Diehl did not stop businessman Chris Doughty from getting on the ballot. There is enough admiration for realpolitik among state Republican activists to support a more moderate alternative. However, it seems unlikely that the rightward wave Governor Charlie Baker held back for two primaries in a row can do it again for Doughty.
Of course, Diehl’s criticism is as much leveled at Baker as it is at Democrats. In his successful runs for governor—less so his failed dethroning of Deval Patrick in 2010—Baker brought the Massachusetts GOP to its apotheosis. Not only did he project reason and moderation, in office he spurned and suppressed political battle with the legislature as much as possible. While voters may prefer political kumbaya, in practical terms this strategy had costs.
For the commonwealth broadly, it allowed the worst of the state’s political culture to fester. Massachusetts government only reforms when someone forces a mirror into its face. Baker has not done that. At the same time, Baker has not exactly steered the commonwealth into an iceberg either.
But for his party, the costs were much higher. As with the GOP nationally, there was a restive and increasingly angry hard-right bloc. Baker and his forebears were able to smother it. However, because the brass ring was and always had been the governor’s office, they failed to maintain a political infrastructure that could keep the party’s extremities from being taken over. Finally, under Baker despite his best efforts, this wing prevailed.
That is exactly what happened in Springfield with far-right candidates winning the party’s endorsement, save Anthony Amore, the party’s Auditor candidate, who faces no competition in the primary.
While no oddsmaker would ever count out Democrats collapsing on the one-yard line, the likelier implosion is on the Republican side in Massachusetts. Diehl has a slightly more pleasant mien than his chief endorser, Donald Trump. Yet, tossing cultural red meat into the Massachusetts political arena will repel as much as it attracts. It is not a winning formula.
Jokes about the Massachusetts Republican death spiral go back decades, even as the party won the corner office. It has been year since the party won any other state office except Brown’s freak win. The party got wiped out of the congressional delegation in 1996. It blew its best chances for pickups with sophomoric or even offensive appeals.
However, when Trump seized power in the Republican party, it had a ripple effect in state party organizations and GOP primary electorates. They became inured to the fact that general election voters in some states loathed Trump and his direction.

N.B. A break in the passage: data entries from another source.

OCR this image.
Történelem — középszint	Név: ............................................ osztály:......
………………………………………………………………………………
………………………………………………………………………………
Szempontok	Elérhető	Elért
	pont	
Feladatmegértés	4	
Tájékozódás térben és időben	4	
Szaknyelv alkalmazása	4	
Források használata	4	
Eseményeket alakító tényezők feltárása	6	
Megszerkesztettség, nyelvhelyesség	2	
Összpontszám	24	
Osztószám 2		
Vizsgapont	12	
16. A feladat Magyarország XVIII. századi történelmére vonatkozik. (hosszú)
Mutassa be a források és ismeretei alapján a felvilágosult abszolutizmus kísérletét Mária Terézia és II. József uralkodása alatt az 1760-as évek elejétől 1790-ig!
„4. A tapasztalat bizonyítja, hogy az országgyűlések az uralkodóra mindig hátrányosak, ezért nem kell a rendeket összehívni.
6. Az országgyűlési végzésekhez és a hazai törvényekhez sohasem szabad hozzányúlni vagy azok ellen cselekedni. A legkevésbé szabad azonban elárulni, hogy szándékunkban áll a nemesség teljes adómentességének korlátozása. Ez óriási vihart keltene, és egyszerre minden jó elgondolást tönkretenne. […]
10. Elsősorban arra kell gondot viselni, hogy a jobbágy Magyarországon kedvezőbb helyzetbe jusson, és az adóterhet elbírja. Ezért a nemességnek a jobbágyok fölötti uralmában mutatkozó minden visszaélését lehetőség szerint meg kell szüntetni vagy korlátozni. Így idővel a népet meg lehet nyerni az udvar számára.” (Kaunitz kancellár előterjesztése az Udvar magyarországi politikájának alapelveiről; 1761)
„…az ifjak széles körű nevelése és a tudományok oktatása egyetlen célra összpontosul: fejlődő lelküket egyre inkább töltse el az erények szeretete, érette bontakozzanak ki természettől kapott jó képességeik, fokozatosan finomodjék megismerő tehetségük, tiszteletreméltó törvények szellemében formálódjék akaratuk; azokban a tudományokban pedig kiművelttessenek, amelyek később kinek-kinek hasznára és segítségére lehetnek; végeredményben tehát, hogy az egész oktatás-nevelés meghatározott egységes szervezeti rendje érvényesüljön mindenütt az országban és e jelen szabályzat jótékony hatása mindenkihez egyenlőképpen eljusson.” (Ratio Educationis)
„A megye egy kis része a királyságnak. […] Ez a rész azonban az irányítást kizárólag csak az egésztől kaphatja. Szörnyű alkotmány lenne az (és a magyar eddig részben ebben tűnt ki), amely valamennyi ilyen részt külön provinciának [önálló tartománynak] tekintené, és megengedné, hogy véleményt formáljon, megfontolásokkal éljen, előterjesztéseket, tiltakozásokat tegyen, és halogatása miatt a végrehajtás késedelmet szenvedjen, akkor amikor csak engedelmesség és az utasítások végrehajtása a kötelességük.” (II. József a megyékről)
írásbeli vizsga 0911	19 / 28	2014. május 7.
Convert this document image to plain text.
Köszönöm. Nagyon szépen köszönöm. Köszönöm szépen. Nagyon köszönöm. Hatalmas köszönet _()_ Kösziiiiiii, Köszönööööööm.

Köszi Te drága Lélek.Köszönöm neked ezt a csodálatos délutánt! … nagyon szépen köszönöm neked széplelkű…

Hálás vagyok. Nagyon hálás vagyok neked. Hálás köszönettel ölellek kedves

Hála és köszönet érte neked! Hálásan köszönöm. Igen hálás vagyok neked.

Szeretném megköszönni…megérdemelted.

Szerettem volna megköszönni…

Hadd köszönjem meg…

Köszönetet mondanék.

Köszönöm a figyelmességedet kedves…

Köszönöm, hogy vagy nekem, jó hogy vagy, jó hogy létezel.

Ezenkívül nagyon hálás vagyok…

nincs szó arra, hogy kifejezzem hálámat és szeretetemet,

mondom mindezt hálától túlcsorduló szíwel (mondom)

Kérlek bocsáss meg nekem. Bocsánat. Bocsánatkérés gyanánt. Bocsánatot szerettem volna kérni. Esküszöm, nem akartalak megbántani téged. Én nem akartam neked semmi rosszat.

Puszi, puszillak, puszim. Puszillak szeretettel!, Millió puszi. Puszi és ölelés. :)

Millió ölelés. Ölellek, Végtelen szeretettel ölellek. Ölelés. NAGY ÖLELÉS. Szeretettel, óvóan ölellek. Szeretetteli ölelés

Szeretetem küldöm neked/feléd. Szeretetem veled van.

If Baker turns his office over to a Democrat next year as seems likely, it could put the GOP here into terminal irrelevance. Republicans have been lucky to have a string of prominent figures since Weld to prop up through their primaries as Democrats nuked each other in theirs. After the 2022 election who will be left? Will anybody with the resources to support credible candidacies care? Certainly, Democrats can self-immolate, but that does not seem imminent absent an unprecedented scandal or economic catastrophe that is clearly Beacon Hill’s fault.
Given the national impact, the idea that a Republican candidate for governor would bank so much on cultural conservatism is perhaps not surprising. However, it is a recipe for disaster for a party that once counted Lodges and Sumners in its ranks. This danger may hold for New England generally, too. There’s a reason why after the Supreme Court leak of the decision overturning Roe v. Wade New Hampshire Governor Chris Sununu cozied up to abortion rights and once and perhaps again Maine Governor Paul Lepage misplaced his tongue on the subject.
Perhaps Doughty will surprise or perhaps Diehl will moderate after the primary. However, it may be too late by then. The Massachusetts GOP has already burned down the broad church that kept it relevant as Democrats grew dominant. At least they may keep law school coursework out of kindergartens.